Did you know the average child hears 432 negative comments or words per day versus 32 positive ones? (Source: K. Kvols, Redirecting Children’s Behavior)
If there were a hidden camera in your house, how many times per day would you catch yourself saying “No” or “Don’t” to your kids?
NO or DON’T commands create several problems, especially for young kids…
- Double-processing. “Don’t” commands require a child to “double-process.” He has to think “Well, what does she NOT want me to do?” and “What does she want me to DO instead?” This can be very confusing, especially for young kids.
- It reinforces the negative behavior. Instead of hearing what you want the child to do, she is reminded of what she shouldn’t do. Which command do you think she’ll remember?
- It’s discouraging. If 93% of the feedback you received during the day were negative, you would likely feel discouraged. That’s how our kids feel.
I’m not suggesting we can eradicate all of the “Don’t” or “No” commands from our communication, but we can make shifts in the percentages with the following strategies:
- Practice using “DO” commands. Calmly state what you want your child to DO. Rather than, “Don’t run in the house.” Try, “Please use your walking feet in the house.” Rather than, “Don’t chew with your mouth open.” Try, “Please try to make your lips touch each other as you’re chewing.”

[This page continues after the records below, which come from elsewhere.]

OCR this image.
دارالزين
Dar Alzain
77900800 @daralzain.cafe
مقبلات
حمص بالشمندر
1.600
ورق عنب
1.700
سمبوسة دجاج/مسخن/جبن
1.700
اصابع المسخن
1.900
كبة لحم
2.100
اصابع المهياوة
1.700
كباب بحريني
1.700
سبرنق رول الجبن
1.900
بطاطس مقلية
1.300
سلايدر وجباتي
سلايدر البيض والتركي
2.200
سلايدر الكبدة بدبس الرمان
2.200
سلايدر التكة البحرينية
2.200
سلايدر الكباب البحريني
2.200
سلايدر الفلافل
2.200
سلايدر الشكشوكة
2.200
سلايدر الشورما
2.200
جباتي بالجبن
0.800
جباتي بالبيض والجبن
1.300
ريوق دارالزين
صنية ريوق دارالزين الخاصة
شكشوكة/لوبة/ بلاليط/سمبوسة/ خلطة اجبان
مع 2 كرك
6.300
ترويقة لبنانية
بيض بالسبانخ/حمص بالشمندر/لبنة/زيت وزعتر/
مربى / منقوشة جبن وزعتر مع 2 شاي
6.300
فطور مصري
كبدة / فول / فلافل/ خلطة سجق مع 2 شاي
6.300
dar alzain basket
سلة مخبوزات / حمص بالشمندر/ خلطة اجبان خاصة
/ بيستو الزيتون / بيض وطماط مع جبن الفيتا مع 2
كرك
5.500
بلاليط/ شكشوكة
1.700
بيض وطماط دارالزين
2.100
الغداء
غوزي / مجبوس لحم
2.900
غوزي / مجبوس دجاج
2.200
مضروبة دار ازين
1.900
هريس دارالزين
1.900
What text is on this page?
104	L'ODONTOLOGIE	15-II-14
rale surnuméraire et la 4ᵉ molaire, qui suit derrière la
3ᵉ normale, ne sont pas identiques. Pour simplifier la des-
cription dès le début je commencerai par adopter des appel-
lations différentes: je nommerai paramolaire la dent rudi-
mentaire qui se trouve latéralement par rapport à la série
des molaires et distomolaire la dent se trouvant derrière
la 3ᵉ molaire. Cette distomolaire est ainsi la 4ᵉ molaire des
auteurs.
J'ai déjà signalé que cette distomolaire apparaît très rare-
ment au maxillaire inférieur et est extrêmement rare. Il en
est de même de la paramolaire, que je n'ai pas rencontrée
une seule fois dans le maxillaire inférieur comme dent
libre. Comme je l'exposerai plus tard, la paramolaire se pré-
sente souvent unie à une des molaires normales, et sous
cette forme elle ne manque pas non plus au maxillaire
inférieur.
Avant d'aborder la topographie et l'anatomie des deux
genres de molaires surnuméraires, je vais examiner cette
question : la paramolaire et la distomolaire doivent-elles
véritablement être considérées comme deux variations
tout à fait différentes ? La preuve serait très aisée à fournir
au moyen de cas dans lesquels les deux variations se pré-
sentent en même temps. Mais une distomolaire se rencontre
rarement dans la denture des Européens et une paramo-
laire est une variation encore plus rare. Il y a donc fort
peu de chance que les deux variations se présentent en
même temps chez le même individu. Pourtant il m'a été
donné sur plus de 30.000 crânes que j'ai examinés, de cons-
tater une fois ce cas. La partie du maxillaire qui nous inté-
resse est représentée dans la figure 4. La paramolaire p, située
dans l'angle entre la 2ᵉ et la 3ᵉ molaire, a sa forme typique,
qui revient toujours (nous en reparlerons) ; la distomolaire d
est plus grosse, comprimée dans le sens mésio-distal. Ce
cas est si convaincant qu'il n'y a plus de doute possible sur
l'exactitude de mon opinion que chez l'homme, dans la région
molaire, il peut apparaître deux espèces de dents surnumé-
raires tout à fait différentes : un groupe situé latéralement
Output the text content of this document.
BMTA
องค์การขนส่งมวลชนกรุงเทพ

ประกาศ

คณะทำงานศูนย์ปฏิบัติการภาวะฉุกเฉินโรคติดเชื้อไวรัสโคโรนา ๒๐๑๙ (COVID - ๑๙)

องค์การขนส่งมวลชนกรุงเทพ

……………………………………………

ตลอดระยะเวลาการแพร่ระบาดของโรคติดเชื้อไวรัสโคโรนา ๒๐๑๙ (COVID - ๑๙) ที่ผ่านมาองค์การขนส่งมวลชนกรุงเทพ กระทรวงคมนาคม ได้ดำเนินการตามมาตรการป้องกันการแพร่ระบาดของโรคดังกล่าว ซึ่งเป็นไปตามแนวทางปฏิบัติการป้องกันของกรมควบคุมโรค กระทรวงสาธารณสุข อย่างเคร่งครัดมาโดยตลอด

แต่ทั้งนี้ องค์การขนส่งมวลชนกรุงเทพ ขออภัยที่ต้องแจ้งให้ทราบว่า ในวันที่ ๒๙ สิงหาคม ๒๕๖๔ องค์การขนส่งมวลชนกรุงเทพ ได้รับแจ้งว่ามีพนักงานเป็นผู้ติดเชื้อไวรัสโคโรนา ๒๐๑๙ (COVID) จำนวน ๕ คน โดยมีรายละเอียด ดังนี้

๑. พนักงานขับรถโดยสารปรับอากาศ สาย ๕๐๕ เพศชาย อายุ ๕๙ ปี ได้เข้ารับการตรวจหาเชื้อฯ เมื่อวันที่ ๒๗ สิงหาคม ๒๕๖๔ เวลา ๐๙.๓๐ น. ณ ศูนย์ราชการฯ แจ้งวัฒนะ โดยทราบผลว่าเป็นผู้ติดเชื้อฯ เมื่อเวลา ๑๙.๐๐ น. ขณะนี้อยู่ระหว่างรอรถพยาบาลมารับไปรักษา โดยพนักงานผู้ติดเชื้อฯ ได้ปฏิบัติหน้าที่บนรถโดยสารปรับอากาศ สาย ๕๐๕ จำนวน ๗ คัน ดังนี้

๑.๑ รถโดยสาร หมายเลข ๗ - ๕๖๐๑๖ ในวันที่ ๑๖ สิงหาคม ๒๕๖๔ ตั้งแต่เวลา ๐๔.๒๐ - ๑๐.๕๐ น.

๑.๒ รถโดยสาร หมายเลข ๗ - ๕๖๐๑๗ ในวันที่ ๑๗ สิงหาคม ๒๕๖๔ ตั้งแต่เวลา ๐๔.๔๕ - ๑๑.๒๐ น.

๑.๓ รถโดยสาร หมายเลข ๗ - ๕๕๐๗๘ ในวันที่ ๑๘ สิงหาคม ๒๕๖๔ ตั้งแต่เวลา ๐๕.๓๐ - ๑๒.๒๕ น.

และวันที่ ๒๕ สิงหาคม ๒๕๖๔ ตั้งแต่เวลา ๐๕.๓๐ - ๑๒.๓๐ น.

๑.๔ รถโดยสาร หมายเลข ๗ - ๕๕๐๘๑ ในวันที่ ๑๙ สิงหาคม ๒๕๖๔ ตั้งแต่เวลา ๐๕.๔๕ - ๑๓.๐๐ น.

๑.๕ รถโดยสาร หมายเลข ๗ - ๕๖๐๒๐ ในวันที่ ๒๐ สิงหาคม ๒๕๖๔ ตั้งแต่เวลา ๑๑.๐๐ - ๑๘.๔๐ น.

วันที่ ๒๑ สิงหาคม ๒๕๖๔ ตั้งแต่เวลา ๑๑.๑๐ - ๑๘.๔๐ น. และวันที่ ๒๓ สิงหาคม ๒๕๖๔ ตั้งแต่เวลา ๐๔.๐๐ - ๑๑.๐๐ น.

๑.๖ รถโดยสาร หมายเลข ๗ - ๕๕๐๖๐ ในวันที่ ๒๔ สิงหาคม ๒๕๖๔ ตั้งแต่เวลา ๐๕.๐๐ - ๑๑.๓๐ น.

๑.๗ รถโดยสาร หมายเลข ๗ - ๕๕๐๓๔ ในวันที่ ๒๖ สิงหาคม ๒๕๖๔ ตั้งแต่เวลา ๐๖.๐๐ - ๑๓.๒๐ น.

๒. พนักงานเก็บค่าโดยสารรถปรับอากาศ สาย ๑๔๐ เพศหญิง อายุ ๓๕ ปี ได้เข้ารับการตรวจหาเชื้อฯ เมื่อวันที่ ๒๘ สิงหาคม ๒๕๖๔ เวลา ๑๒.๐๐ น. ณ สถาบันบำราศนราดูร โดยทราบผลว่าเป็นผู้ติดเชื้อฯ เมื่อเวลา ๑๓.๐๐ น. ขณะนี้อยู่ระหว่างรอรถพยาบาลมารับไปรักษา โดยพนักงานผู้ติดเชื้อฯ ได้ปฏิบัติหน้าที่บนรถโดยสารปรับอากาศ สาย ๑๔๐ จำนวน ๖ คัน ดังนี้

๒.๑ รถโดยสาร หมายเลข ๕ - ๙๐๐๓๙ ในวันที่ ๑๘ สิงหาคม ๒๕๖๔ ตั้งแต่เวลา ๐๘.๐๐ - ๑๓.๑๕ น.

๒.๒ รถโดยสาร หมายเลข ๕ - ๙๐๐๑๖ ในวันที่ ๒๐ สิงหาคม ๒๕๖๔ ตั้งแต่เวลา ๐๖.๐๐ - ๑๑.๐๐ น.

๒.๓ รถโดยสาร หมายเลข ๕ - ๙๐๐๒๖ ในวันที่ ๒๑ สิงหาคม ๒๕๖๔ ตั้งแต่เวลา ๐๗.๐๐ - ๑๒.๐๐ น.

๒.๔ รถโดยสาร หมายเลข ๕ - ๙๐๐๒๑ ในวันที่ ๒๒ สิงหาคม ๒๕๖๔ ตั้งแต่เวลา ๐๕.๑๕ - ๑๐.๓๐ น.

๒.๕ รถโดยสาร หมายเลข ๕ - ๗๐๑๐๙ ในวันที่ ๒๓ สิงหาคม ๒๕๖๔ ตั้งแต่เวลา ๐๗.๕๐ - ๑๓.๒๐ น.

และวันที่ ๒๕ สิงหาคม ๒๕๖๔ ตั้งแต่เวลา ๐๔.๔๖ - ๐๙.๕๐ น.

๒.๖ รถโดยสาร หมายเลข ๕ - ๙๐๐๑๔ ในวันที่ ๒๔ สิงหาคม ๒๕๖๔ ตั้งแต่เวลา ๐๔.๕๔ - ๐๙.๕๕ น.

- Find opportunities to say YES! Rephrase your comments to imply “YES.” Rather than, “No, we don’t have time to go to the park today;” try “The park sounds awesome! Would you rather go Wednesday evening or Saturday morning?” Instead of, “Don’t color on the walls.” Try (in a calm voice!) “You can color on this paper or with sidewalk chalk outside.” Rather than, “We’re not going anywhere until that room is clean!” Try – “YES, when your room is clean, then we’ll leave for the mall. Sounds like fun!” (She still has to clean her room but it’s more encouraging hearing a YES response rather than a NO.)